だが、眞由美はごく当たり前のように応じる。
「多分そうね」
一方、瑠実は呆然としつつも、素直に信じているらしかった。
「こ、この家……売り家だったのよ。パパが気に入って、四年前に引っ越してきたから……」
「お父さんへ伝わらなかった、秘密の仕掛けがあるかもしれないのね?」
コクリ。女探偵へ頷いた後、少女は不思議そうに聞き返した。
「でも、どうしてこんな簡単に分かったのよ?」
「わざわざ小説みたいなトリックを考える必要はないもの。凝った造りのお屋敷だし、ドアと窓が駄目なら、隠し通路があったりしてって思ったの。井上さんが覗くまでの二、三分間で開け閉めしやすい場所といったら、一番はこの壁だわ。寄木細工風の模様を使えば、継ぎ目も隠せるでしょうし……。最初から大当たりね」
言われてみれば他の壁は、中身が詰まった本棚で塞がれているか、廊下に面しているか、あるいは鍵のかかったガラス窓になっているか。床は切れ目のない絨毯が覆っている。

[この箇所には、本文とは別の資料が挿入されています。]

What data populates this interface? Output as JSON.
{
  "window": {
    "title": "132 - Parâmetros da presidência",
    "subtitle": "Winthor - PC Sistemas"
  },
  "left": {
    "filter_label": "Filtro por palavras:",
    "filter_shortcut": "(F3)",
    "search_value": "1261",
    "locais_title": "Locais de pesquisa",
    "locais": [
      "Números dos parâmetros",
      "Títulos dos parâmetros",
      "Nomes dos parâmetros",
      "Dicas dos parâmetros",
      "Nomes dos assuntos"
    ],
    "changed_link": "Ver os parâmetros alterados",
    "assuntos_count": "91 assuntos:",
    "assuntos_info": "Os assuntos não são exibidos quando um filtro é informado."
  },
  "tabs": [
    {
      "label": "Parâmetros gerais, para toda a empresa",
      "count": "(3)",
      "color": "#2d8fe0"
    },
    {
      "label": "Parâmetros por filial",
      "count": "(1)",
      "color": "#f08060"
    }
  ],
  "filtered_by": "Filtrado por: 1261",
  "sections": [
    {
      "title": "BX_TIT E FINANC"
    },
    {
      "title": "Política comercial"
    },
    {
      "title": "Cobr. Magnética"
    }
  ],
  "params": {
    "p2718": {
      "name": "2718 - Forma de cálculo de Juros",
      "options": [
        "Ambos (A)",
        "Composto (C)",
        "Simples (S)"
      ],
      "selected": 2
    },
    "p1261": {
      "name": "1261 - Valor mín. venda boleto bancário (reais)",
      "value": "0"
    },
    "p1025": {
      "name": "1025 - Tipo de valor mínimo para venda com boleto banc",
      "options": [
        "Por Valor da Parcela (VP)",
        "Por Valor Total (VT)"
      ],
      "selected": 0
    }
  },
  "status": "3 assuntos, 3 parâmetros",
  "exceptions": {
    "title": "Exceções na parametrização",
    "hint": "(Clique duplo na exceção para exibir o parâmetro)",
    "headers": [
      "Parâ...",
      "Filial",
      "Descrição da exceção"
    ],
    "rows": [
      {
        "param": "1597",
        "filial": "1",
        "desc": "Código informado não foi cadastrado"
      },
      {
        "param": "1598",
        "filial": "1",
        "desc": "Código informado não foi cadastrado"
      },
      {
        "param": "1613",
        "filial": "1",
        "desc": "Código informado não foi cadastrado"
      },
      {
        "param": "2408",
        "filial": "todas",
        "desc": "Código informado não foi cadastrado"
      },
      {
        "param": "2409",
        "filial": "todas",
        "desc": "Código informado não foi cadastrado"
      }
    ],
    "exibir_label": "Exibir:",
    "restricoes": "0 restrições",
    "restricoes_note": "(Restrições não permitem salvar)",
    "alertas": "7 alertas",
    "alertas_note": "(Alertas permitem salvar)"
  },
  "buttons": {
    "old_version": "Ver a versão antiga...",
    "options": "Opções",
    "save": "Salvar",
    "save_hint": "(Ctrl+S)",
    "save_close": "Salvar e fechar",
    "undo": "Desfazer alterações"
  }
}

「…………あ、あんたって凄いヤツだったのね。嫌な性格だけど……っ」
父親でさえ相手にしてくれなかった話を受け止め、隠し部屋らしいものをあっさり見つけた女探偵を、瑠実も多少は見直す気になったらしい。
しかし、眞由美は苦笑いを見せる。
「どういたしまして。でも、今はここまでね? 後の行動は、井上さんのお父さんと相談してから決めるわ」
「えっ? 開け方は? パパは仕事の打ち合わせで夕方まで帰ってこないのよ?」
矢継ぎ早に質問されるが、女探偵は困ったような笑みを浮かべるのみだ。
正太郎は二度目の横槍を入れてしまう。